Par CHRISTOPHE DONAY – Responsable de l’allocation d’actifs et de la recherche macroéconomique – Pictet Wealth Management
Les actions pourraient avoir du mal à progresser à court terme, sachant que les bonnes nouvelles sont déjà largement intégrées, alors que les facteurs techniques reflètent un paysage plus morose.
L’évolution de l’économie mondiale et des marchés financiers est influencée par deux forces antagonistes, avec d’un côté les tensions commerciales et un cycle économique vieillissant, soit des facteurs qui sapent la confiance et freinent l’investissement des entreprises, et de l’autre des banques centrales qui font tout ce qui est en leur pouvoir pour prolonger l’expansion.
Après une première baisse des taux d’intérêt fin juillet, la Réserve fédérale américaine (Fed) pourrait procéder à un deuxième abaissement de 25 points de base (pb) avant la fin de l’année. De même, la Banque centrale européenne (BCE) devrait annoncer un vaste programme de détente en septembre, avec la possibilité d’un nouvel assouplissement quantitatif. Le virage accommodant des banques centrales s’est traduit par une chute des taux sur toute la longueur de la courbe et un nombre record d’obligations à rendement négatif. Les emprunts d’Etat constituent certes toujours une protection au sein des portefeuilles, mais, avec des rendements orientés à la baisse (voire négatifs) dans un contexte où les taux pourraient rester durablement bas, leur coût pour les investisseurs augmente.
Cela étant, la capacité des banques centrales à prolonger l’expansion en
cours paraît restreinte, sachant que les taux, nominaux et réels, sont
bas et que leur bilan est déjà tendu.
En outre, les rachats d’actifs massifs pourraient bientôt montrer leurs limites, obligeant les autorités monétaires à adopter une nouvelle approche (voir l’article «Les nouvelles politiques monétaires face à des défis inédits»).
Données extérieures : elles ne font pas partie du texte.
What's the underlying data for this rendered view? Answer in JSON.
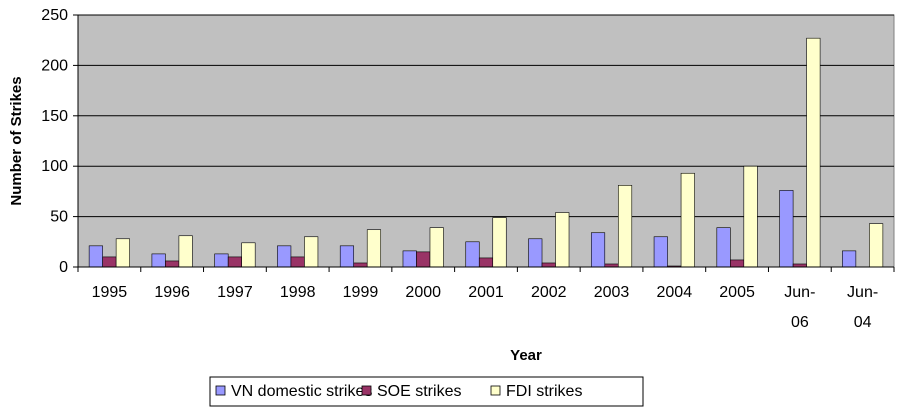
{
  "chart_data": {
    "type": "bar",
    "categories": [
      "1995",
      "1996",
      "1997",
      "1998",
      "1999",
      "2000",
      "2001",
      "2002",
      "2003",
      "2004",
      "2005",
      "Jun-06",
      "Jun-04"
    ],
    "series": [
      {
        "name": "VN domestic strikes",
        "values": [
          21,
          13,
          13,
          21,
          21,
          16,
          25,
          28,
          34,
          30,
          39,
          76,
          16
        ],
        "color": "#9999ff"
      },
      {
        "name": "SOE strikes",
        "values": [
          10,
          6,
          10,
          10,
          4,
          15,
          9,
          4,
          3,
          1,
          7,
          3,
          0
        ],
        "color": "#993366"
      },
      {
        "name": "FDI strikes",
        "values": [
          28,
          31,
          24,
          30,
          37,
          39,
          49,
          54,
          81,
          93,
          100,
          227,
          43
        ],
        "color": "#ffffcc"
      }
    ],
    "title": "",
    "xlabel": "Year",
    "ylabel": "Number of Strikes",
    "ylim": [
      0,
      250
    ],
    "yticks": [
      0,
      50,
      100,
      150,
      200,
      250
    ],
    "grid": true,
    "plot_background": "#c0c0c0",
    "legend_position": "bottom"
  }
}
Mais d’autres facteurs pourraient s’avérer encore plus déterminants pour les actifs risqués au cours des mois à venir, à commencer par la durée incertaine de la «trêve commerciale» entre Pékin et Washington. Nous établissons à 60% la probabilité que cette trêve fragile perdure, avec la possibilité d’étincelles périodiques à l’approche des élections présidentielles américaines et de droits de douane supplémentaires. Le risque d’une rupture définitive des relations commerciales nous semble moindre (35%), et la possibilité d’une levée des taxes douanières et des restrictions frappant les sociétés technologiques chinoises plus faible encore (5%).
Les tensions commerciales persistantes, qui contribuent au ralentissement de la dynamique économique mondiale, ont par ailleurs ébranlé la confiance des entreprises. Et si nous ne percevons pas de risque de récession mondiale au cours des douze mois à venir (les salaires et les matières pre-
mières restent sous contrôle), force est de constater que l’activité du secteur manufacturier se contracte à l’échelle mondiale, et avec elle, l’investisse- ment des entreprises. Le commerce international fléchit lui aussi. Dans ce contexte, il paraît peu probable qu’un statu quo sur le front des taxes douanières suffise à raviver la croissance mondiale ces prochains mois.
Les facteurs techniques semblent eux aussi justifier une vision pessimiste des actions, d’autant que le récent rallye a été tiré par un nombre relativement faible de titres et de secteurs. L’analyse montre que les actions américaines sont sensibles à l’évolution des rendements du Trésor. Le spread entre le rendement des bénéfices de l’indice S&P 500 et celui des obligations du Trésor américain à 10 ans se maintient dans une bande relativement étroite depuis 2009, mais cet équilibre est menacé par la chute des rendements obligataires. Pour le préserver, les bénéfices devront augmenter ou les prix baisser. Au vu des prévisions de bénéfices timides (un pourcentage record de 75% des sociétés de l’indice S&P 500 ont émis des prévisions négatives) et des valorisations élevées, le mouvement risque bien de se faire au niveau des prix.
De manière générale, nous restons prudents à l’égard des actions, une grande partie des bonnes nouvelles paraissant d’ores et déjà intégrées dans les cours. En effet, les attentes de baisse des taux par le marché ont été excessives et l’écart de rendement entre les bénéfices et les obligations reflète des valorisations généreuses. Compte tenu de l’absence de visibilité, les actions pourraient évoluer dans une marge de fluctuation restreinte – et les marchés ont déjà poussé les actions vers le haut de cette fourchette.